In the past, Democrats have tried to defend the ARPS law as somehow promoting renewable power. WV’s law, unlike real renewable portfolio standards in other states, includes credits for coal-fired and natural gas fired generation. As noted above, AEP and FirstEnergy do not need to buy any electricity or credits to meet WV’s fraudulent “standard” for the duration of the law’s life.
As I have argued numerous times, the WV ARPS law was designed by former Gov. Manchin and the WV Legislature specifically to arrest, “cap” if you will, WV citizens from pursuing innovative renewable power independent of the two Ohio monopolies that control our electrical system. The confusion that the law has created in the political debate is just one more feature of the law designed to stifle factual discussion of the issue.

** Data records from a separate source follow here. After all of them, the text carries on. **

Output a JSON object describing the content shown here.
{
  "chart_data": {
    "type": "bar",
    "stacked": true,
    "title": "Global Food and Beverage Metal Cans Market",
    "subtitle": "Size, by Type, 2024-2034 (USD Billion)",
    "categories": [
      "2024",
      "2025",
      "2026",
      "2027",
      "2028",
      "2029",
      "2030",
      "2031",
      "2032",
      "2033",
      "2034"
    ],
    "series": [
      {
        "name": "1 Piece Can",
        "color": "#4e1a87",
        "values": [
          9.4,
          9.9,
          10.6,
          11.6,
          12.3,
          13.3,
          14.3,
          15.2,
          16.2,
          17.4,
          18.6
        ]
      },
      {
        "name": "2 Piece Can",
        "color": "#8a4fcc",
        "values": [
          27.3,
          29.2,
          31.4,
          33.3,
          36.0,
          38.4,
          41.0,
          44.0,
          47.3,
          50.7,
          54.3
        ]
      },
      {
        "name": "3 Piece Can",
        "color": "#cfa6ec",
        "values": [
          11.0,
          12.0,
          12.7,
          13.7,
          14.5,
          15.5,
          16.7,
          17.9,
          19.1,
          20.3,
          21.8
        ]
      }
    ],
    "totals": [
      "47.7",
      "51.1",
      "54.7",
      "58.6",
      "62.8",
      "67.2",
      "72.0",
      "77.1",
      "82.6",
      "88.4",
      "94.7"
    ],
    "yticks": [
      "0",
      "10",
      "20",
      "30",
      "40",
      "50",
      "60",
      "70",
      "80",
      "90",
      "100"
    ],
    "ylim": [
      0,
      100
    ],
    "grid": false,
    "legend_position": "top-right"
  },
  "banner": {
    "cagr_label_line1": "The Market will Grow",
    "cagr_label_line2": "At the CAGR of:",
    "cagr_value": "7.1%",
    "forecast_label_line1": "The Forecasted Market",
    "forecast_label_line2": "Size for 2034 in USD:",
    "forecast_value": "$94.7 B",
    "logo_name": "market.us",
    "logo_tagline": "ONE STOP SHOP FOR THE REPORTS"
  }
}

As the new Republican leadership, with help from coal industry Democrats, moves forward with its attempt to repeal WV’s ARPS law, don’t be taken in by claims that the law has anything to do with “cap and trade.” As I have noted in the past, there are lots of reasons to repeal the ARPS law, but it should be done for the right reasons, not out of ignorance inspired by false propaganda.
The one feature of the law that is vital to WV’s future is the continuation of the legal authority granted to the WV PSC to require WV’s Ohio-based electric monopolies to provide net metering options for WV’s solar power producers. The net metering provision of the law, found in §24 – 2 F- 8 of the WV Code, allows homeowners and businesses to get one for one credit against their electric bills for every kilowatt hour they feed back into the power companies.